Proximidade de autor e Rosa Luxemburgo é virtude e calcanhar de aquiles de biografia

Quando criança, a pequena Rosa certa vez acendeu um lampião usando a última nota de dinheiro que havia na casa dos Luxemburgo, em Zamosc, cidadezinha no leste da Polônia.

Simbólico para quem viria a se tornar a principal ativista comunista do século 20, o episódio é narrado pelo comunista alemão Paul Frölich (1884-1953) em “Rosa Luxemburgo: Pensamento e Ação”.

Espécie de biografia publicada em 1939, em Paris, quando Frölich fugia do nazismo em casa, o livro foi lançado no Brasil em coedição da Boitempo com a Iskra no centenário do assassinato da militante pelas forças de segurança do governo alemão, em 15 de janeiro de 1919, aos 47 anos.

A convivência de Frölich com Rosa —ambos ajudaram a fundar o Partido Comunista da Alemanha (KPD), em 1918— é, ao mesmo tempo, uma virtude e um calcanhar de aquiles para o livro.

Escrito nos anos 1930, esse ensaio biográfico tinha o objetivo claro de restabelecer Rosa aos olhos dos comunistas alemães, em meio às lutas de facções internas que drenavam a força do KPD diante da ascensão do nazifascismo.

Um dos objetos de disputa era o legado de Rosa.
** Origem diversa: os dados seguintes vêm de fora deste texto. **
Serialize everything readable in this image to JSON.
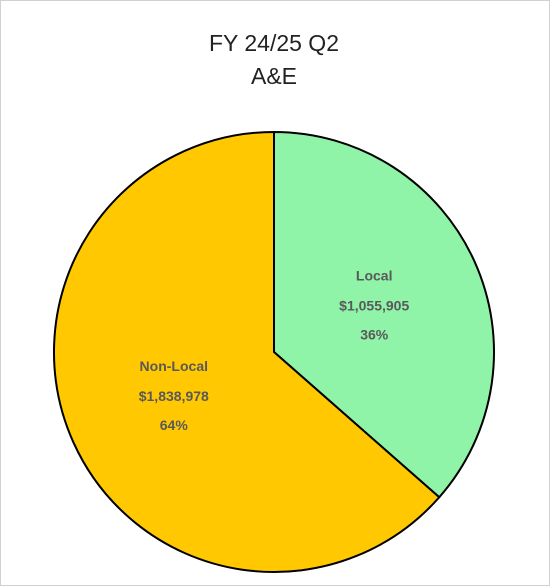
{
  "chart_data": {
    "type": "pie",
    "title": "FY 24/25 Q2",
    "subtitle": "A&E",
    "categories": [
      "Local",
      "Non-Local"
    ],
    "values": [
      1055905,
      1838978
    ],
    "value_labels": [
      "$1,055,905",
      "$1,838,978"
    ],
    "percentages": [
      36,
      64
    ],
    "percentage_labels": [
      "36%",
      "64%"
    ],
    "colors": [
      "#90f4a8",
      "#ffc800"
    ]
  }
}
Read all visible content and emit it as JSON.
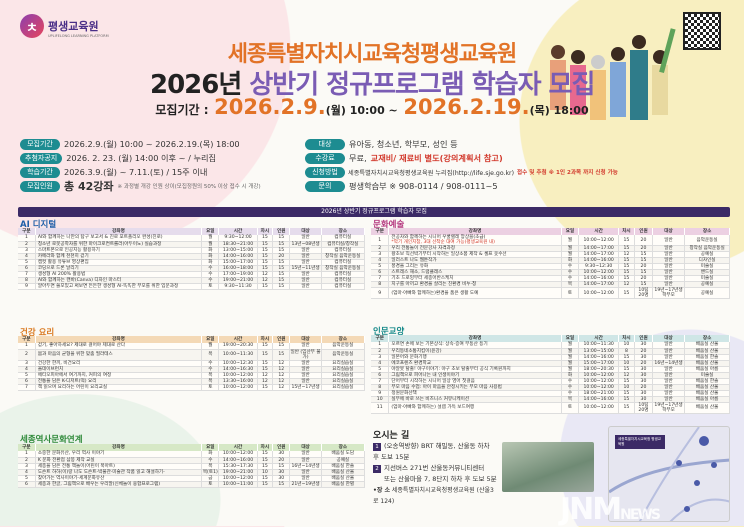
{
  "header": {
    "logo_text": "평생교육원",
    "logo_small": "UPLIFELONG LEARNING PLATFORM",
    "title": "세종특별자치시교육청평생교육원",
    "year": "2026년",
    "subtitle": "상반기 정규프로그램 학습자 모집",
    "period_label": "모집기간 :",
    "date_start": "2026.2.9.",
    "date_start_suffix": "(월) 10:00 ~",
    "date_end": "2026.2.19.",
    "date_end_suffix": "(목) 18:00"
  },
  "info_left": [
    {
      "label": "모집기간",
      "value": "2026.2.9.(월) 10:00 ~ 2026.2.19.(목) 18:00"
    },
    {
      "label": "추첨자공지",
      "value": "2026. 2. 23. (월) 14:00 이후 ~ / 누리집"
    },
    {
      "label": "학습기간",
      "value": "2026.3.9.(월) ~ 7.11.(토) / 15주 이내"
    },
    {
      "label": "모집인원",
      "value": "총 42강좌",
      "note": "※ 과정별 개강 인원 상이(모집정원의 50% 이상 접수 시 개강)"
    }
  ],
  "info_right": [
    {
      "label": "대상",
      "value": "유아동, 청소년, 학부모, 성인 등"
    },
    {
      "label": "수강료",
      "value": "무료,",
      "red": "교재비/ 재료비 별도(강의계획서 참고)"
    },
    {
      "label": "신청방법",
      "value": "세종특별자치시교육청평생교육원 누리집(http://life.sje.go.kr)",
      "red": "접수 및 추첨 ※ 1인 2과목 까지 신청 가능"
    },
    {
      "label": "문의",
      "value": "평생학습부 ※ 908-0114 / 908-0111~5"
    }
  ],
  "banner": "2026년 상반기 정규프로그램 학습자 모집",
  "columns": [
    "구분",
    "강좌명",
    "요일",
    "시간",
    "차시",
    "인원",
    "대상",
    "장소"
  ],
  "sections": {
    "ai": {
      "title": "AI 디지털",
      "color": "#1f5fa8",
      "head": "#e6dcec",
      "rows": [
        [
          "1",
          "AI와 함께하는 나만의 탐구 보고서 & 진로 포트폴리오 완성(진로)",
          "월",
          "9:30~12:00",
          "15",
          "15",
          "일반",
          "컴퓨터실"
        ],
        [
          "2",
          "청소년 로봇공학자를 위한 마이크로컨트롤러(아두이노) 실습과정",
          "월",
          "18:30~21:00",
          "15",
          "15",
          "13년~08년생",
          "컴퓨터실/창작실"
        ],
        [
          "3",
          "스마트폰으로 인공지능 활용하기",
          "화",
          "13:00~15:00",
          "15",
          "15",
          "일반",
          "컴퓨터실"
        ],
        [
          "4",
          "카메라와 함께 천천히 걷기",
          "화",
          "14:00~16:00",
          "15",
          "20",
          "일반",
          "창작실 음악운동실"
        ],
        [
          "5",
          "캡컷 활용 유튜브 영상편집",
          "화",
          "15:00~17:00",
          "15",
          "15",
          "일반",
          "컴퓨터실"
        ],
        [
          "6",
          "코딩으로 드론 날리기",
          "수",
          "16:00~18:00",
          "15",
          "15",
          "15년~11년생",
          "창작실 음악운동실"
        ],
        [
          "7",
          "생성형 AI 200% 활용법",
          "수",
          "17:00~19:00",
          "12",
          "15",
          "일반",
          "컴퓨터실"
        ],
        [
          "8",
          "AI와 함께하는 캔바(Canva) 디자인 마스터",
          "수",
          "19:00~21:00",
          "12",
          "15",
          "일반",
          "컴퓨터실"
        ],
        [
          "9",
          "알아두면 쓸모있고 써보면 든든한 생성형 AI-똑똑한 부모를 위한 입문과정",
          "토",
          "9:30~11:30",
          "15",
          "15",
          "일반",
          "컴퓨터실"
        ]
      ]
    },
    "health": {
      "title": "건강 요리",
      "color": "#d9761b",
      "head": "#f4d9b6",
      "rows": [
        [
          "1",
          "걷기, 좋아하세요? 제대로 걸어야 제대로 산다",
          "월",
          "19:00~20:30",
          "15",
          "15",
          "일반",
          "음악운동실"
        ],
        [
          "2",
          "몸과 마음의 균형을 위한 맞춤 필라테스",
          "목",
          "10:00~11:30",
          "15",
          "15",
          "일반 (임산부 불가)",
          "음악운동실"
        ],
        [
          "3",
          "건강한 한끼, 비건요리",
          "수",
          "10:00~12:30",
          "15",
          "12",
          "일반",
          "요리실습실"
        ],
        [
          "4",
          "올데이브런치",
          "수",
          "14:00~16:30",
          "15",
          "12",
          "일반",
          "요리실습실"
        ],
        [
          "5",
          "에티오피아에서 여기까지, 커피의 여정",
          "목",
          "10:00~12:00",
          "12",
          "12",
          "일반",
          "요리실습실"
        ],
        [
          "6",
          "전통을 담은 K-디저트(떡) 요리",
          "목",
          "13:30~16:00",
          "12",
          "12",
          "일반",
          "요리실습실"
        ],
        [
          "7",
          "책 읽으며 요리하는 어린이 요리교실",
          "토",
          "10:00~12:00",
          "15",
          "12",
          "15년~17년생",
          "요리실습실"
        ]
      ]
    },
    "history": {
      "title": "세종역사문화연계",
      "color": "#2f8a3a",
      "head": "#d6e8c6",
      "rows": [
        [
          "1",
          "소중한 문화유산, 우리 역사 이야기",
          "화",
          "10:00~12:00",
          "15",
          "30",
          "일반",
          "배움실 도담"
        ],
        [
          "2",
          "K 문화 전환점 삼봉 제작 교실",
          "수",
          "14:00~16:00",
          "15",
          "20",
          "일반",
          "공예실"
        ],
        [
          "3",
          "세종을 담은 전통 책놀이(어린이 북아트)",
          "목",
          "15:30~17:30",
          "15",
          "15",
          "16년~14년생",
          "배움실 한솔"
        ],
        [
          "4",
          "도슨트 하하(이)랑 나도 도슨트-박물관·미술관 작품 읽고 해설하기-",
          "목(토1)",
          "19:00~21:00",
          "10",
          "30",
          "일반",
          "배움실 산울"
        ],
        [
          "5",
          "찾아가는 역사이야기-세계문화유산",
          "금",
          "10:00~12:00",
          "15",
          "30",
          "일반",
          "배움실 산울"
        ],
        [
          "6",
          "세종과 한글, 그림책으로 배우는 우리말(신체놀이 융합프로그램)",
          "토",
          "10:00~11:00",
          "15",
          "15",
          "21년~19년생",
          "배움실 한별"
        ]
      ]
    },
    "culture": {
      "title": "문화예술",
      "color": "#b5377f",
      "head": "#ecd0e2",
      "rows": [
        [
          "1",
          "전공자와 함께하는 시니어 우쿨렐레 앙상블(초급)|*악기 개인지참, 3대 선착순 대여 가능(평생교육원 내)",
          "월",
          "10:00~12:00",
          "15",
          "20",
          "일반",
          "음악운동실"
        ],
        [
          "2",
          "우리 전통놀이 전문강사 자격과정",
          "월",
          "14:00~17:00",
          "15",
          "20",
          "일반",
          "창작실 음악운동실"
        ],
        [
          "3",
          "왕초보 직선박기부터 시작하는 일상소품 제작 & 셀프 옷수선",
          "월",
          "14:00~17:00",
          "12",
          "15",
          "일반",
          "공예실"
        ],
        [
          "4",
          "일러스트 나도 웹툰작가",
          "화",
          "14:00~16:00",
          "15",
          "15",
          "일반",
          "디자인실"
        ],
        [
          "5",
          "풍경을 그리는 유화",
          "수",
          "9:30~12:30",
          "15",
          "20",
          "일반",
          "미술실"
        ],
        [
          "6",
          "스트레스 해소, 드럼클래스",
          "수",
          "10:00~12:00",
          "15",
          "15",
          "일반",
          "밴드실"
        ],
        [
          "7",
          "기초 드로잉부터 세종어반스케치",
          "수",
          "14:00~16:00",
          "15",
          "20",
          "일반",
          "미술실"
        ],
        [
          "8",
          "지구를 아끼고 환경을 살리는 친환경 비누·청",
          "목",
          "14:00~17:00",
          "12",
          "15",
          "일반",
          "공예실"
        ],
        [
          "9",
          "(엄마·아빠와 함께하는)환경을 품은 생활 도예",
          "토",
          "10:00~12:00",
          "15",
          "10팀 20명",
          "19년~17년생 학부모",
          "공예실"
        ]
      ]
    },
    "humanities": {
      "title": "인문교양",
      "color": "#178a8a",
      "head": "#cfe6e6",
      "rows": [
        [
          "1",
          "오르면 손에 보는 기본상식: 상속·증여 부동산 등기",
          "월",
          "10:00~11:30",
          "10",
          "30",
          "일반",
          "배움실 산울"
        ],
        [
          "2",
          "우리동네소통지킴이(윤강)",
          "월",
          "13:00~15:00",
          "8",
          "20",
          "일반",
          "배움실 산울"
        ],
        [
          "3",
          "일본어와 문화기행",
          "월",
          "14:00~16:00",
          "15",
          "30",
          "일반",
          "배움실 한솔"
        ],
        [
          "4",
          "에코프렌즈 환경학교",
          "월",
          "15:00~17:00",
          "10",
          "20",
          "16년~14년생",
          "배움실 산울"
        ],
        [
          "5",
          "야알못 탈출! 야구이야기: 야구 초보 탈출부터 공식 기록원까지",
          "월",
          "18:00~20:30",
          "15",
          "30",
          "일반",
          "배움실 아름"
        ],
        [
          "6",
          "그림책으로 피어나는 내 인생이야기",
          "화",
          "10:00~12:00",
          "12",
          "30",
          "일반",
          "미술실"
        ],
        [
          "7",
          "단어부터 시작하는 시니어 일상 영어 첫걸음",
          "수",
          "10:00~12:00",
          "15",
          "30",
          "일반",
          "배움실 한솔"
        ],
        [
          "8",
          "부모 마음 수업: 아이 마음을 안정시키는 부모 마음 사용법",
          "수",
          "10:00~12:00",
          "10",
          "20",
          "일반",
          "배움실 산울"
        ],
        [
          "9",
          "정원문화산책",
          "수",
          "18:00~21:00",
          "15",
          "30",
          "일반",
          "배움실 산울"
        ],
        [
          "10",
          "실무에 바로 쓰는 비즈니스 커뮤니케이션",
          "목",
          "14:00~16:00",
          "15",
          "30",
          "일반",
          "배움실 아름"
        ],
        [
          "11",
          "(엄마·아빠와 함께하는) 설렘 가득 보드여행",
          "토",
          "10:00~12:00",
          "15",
          "10팀 20명",
          "19년~17년생 학부모",
          "배움실 산울"
        ]
      ]
    }
  },
  "directions": {
    "title": "오시는 길",
    "items": [
      "(오송역방향) BRT 해밀동, 산울동 하차 후 도보 15분",
      "지선버스 271번 산울동커뮤니티센터",
      "또는 산울마을 7, 8단지 하차 후 도보 5분"
    ],
    "place_label": "•장  소",
    "place": "세종특별자치시교육청평생교육원 (산울3로 124)",
    "map_label": "세종특별자치시교육청 평생교육원"
  },
  "watermark": {
    "main": "JNM",
    "sub": "NEWS"
  }
}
À época, já emanavam de Moscou, onde Stálin consolidava seu poder, diretrizes para desacreditar a autora de “A Acumulação do Capital” (1913).

Criou-se a caricatura do “luxemburguismo”, como se Rosa houvesse se afastado do “marxismo-leninismo puro” da Revolução de 1917. Isso porque o espírito crítico da polonesa não poupou os bolcheviques durante o processo revolucionário na Rússia.

O que Rosa escreveu em “A Revolução Russa” (publicado postumamente, em 1922) acabou se revelando uma profecia da União Soviética: “A vida dos sovietes esmoreceu, tornando-se ‘uma vida aparente, na qual apenas a burocracia subsiste como elemento ativo’”.

Em referência aos líderes bolcheviques, escreveu ela: “O grupo dominante na União Soviética se autointitulou, dentro do movimento comunista internacional, de ‘autoridade imaculada’, a qual exige fé cega e sufoca qualquer tentativa de crítica”. Um prenúncio dos expurgos stalinistas dos anos 1930.

A política agrária adotada pelos bolcheviques após 1917 na Rússia também foi criticada por Rosa, para quem a partilha dos latifúndios entre os camponeses “beneficia sobretudo os camponeses ricos e os usurários que formam a burguesia rural”. Ela defendia a nacionalização das terras.

Frölich foi encarregado, em 1921, de organizar a obra de Rosa para publicação. A ideia era resgatar o que Lênin classificara como “uma teoria muito proveitosa (...) para a educação de muitas gerações de comunistas de todo o mundo”.

No espírito de defender o legado da ativista judia diante dos grupos stalinistas, e com pouco acesso aos arquivos de Rosa, o trabalho de Frölich desemboca em uma hagiografia, na qual a protagonista parece nunca, ou quase nunca, cometer erros.

Quando o autor enfim aponta um equívoco —na sua visão— nas posições de Rosa, insinua-se uma crítica machista: “Já não lhe era possível estruturar a política de forma coerente, sem contradições internas. E assim se levanta, de forma perturbadora, a questão: eram as forças físicas que já não bastavam para a missão, ou a essa grande líder (...) faltava aquela perfeição do comandante revolucionário que em Lênin se tornou carne e vida?”.